Waste water from sewage treatment plants may be recycled by Irish Water for drinking supply
The so-called 'effluent reuse' idea is proposed in a report which looks at how to provide safe and clean drinking water over the next 25 years
Irish Water is proposing to recycle waste water from sewage treatment plants into drinking water to prevent future shortages.
The so-called 'effluent reuse' idea is proposed in a report which looks at how to provide safe and clean drinking water over the next 25 years.
The National Water Resources Plan will look at meeting future supply needs in Ireland, considering that some urban centres are already suffering shortages, as well as the issues expected to be caused by climate change.
Recycled waste water is used in many countries around the world but it is generally for irrigation, and only deployed for drinking water during severe drought conditions.
Other proposals in the report to ensure safe and clean water for everyone include the treatment of sea water - known as desalination - the building of new reservoirs and demand management including campaigns to encourage water conservation by consumers.

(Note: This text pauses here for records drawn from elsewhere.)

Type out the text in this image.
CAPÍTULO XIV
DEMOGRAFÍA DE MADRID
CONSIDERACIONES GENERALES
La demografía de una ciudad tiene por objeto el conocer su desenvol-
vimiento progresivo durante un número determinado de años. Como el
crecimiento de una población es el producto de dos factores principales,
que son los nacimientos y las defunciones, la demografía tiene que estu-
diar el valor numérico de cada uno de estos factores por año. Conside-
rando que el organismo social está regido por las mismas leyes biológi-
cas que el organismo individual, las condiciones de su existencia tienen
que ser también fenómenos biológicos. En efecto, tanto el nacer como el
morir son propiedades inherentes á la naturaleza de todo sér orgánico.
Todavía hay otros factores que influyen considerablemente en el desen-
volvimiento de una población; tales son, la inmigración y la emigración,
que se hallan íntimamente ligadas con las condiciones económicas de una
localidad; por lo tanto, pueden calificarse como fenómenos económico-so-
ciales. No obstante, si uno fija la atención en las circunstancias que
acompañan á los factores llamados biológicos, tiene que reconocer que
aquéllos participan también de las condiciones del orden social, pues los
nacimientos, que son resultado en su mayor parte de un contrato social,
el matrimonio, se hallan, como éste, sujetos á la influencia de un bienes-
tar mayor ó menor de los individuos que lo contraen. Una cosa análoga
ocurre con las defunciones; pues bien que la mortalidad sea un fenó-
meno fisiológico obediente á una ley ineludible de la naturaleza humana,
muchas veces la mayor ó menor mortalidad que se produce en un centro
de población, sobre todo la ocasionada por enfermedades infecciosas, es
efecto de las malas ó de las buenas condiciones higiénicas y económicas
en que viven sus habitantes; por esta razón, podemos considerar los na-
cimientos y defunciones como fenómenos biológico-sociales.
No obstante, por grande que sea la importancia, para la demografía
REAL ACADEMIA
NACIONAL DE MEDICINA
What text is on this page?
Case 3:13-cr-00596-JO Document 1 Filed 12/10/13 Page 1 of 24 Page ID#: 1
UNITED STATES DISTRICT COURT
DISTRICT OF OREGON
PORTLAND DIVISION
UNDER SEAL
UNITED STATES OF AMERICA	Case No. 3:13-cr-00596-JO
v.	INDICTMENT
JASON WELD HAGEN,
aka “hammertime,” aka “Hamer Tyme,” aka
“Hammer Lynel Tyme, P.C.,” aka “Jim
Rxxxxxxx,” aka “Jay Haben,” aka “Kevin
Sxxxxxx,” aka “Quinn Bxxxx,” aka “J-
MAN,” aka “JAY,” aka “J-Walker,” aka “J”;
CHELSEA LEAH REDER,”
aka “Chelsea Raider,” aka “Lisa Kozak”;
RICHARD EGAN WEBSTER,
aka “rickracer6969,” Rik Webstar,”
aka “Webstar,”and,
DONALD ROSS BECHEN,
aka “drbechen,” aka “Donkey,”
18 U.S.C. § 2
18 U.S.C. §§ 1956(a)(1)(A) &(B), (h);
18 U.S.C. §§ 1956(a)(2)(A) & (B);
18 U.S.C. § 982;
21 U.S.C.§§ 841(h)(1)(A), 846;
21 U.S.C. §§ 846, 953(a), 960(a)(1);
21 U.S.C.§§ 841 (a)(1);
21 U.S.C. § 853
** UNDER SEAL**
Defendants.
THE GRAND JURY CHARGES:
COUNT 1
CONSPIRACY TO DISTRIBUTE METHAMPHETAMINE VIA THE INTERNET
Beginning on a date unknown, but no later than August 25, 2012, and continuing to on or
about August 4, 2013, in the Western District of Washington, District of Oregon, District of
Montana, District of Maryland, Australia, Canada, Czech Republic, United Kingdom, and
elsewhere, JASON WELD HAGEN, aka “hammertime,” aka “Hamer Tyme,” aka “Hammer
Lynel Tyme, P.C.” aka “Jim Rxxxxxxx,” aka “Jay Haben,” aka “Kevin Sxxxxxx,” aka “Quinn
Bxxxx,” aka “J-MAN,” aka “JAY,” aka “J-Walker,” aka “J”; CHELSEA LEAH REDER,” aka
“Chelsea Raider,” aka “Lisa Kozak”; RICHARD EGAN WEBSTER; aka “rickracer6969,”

Speaking to the Irish Independent, acting water resource strategy specialist with Irish Water Mary McMahon said while no decisions had been made regarding securing future supply, all options would be considered.
Regarding 'effluent reuse' she said: "It's used in some jurisdictions. It looks at resusing discharge from water treatment plants and putting it back through the process again.
"Whether it is possible here will be addressed," she added. "Whether that would be considered an option would be part of what the plan looks at. It will be looked at on its merits and demerits."
Irish Water supplies 80pc of the population with drinking water, supplying 1.7 billion litres of water every day.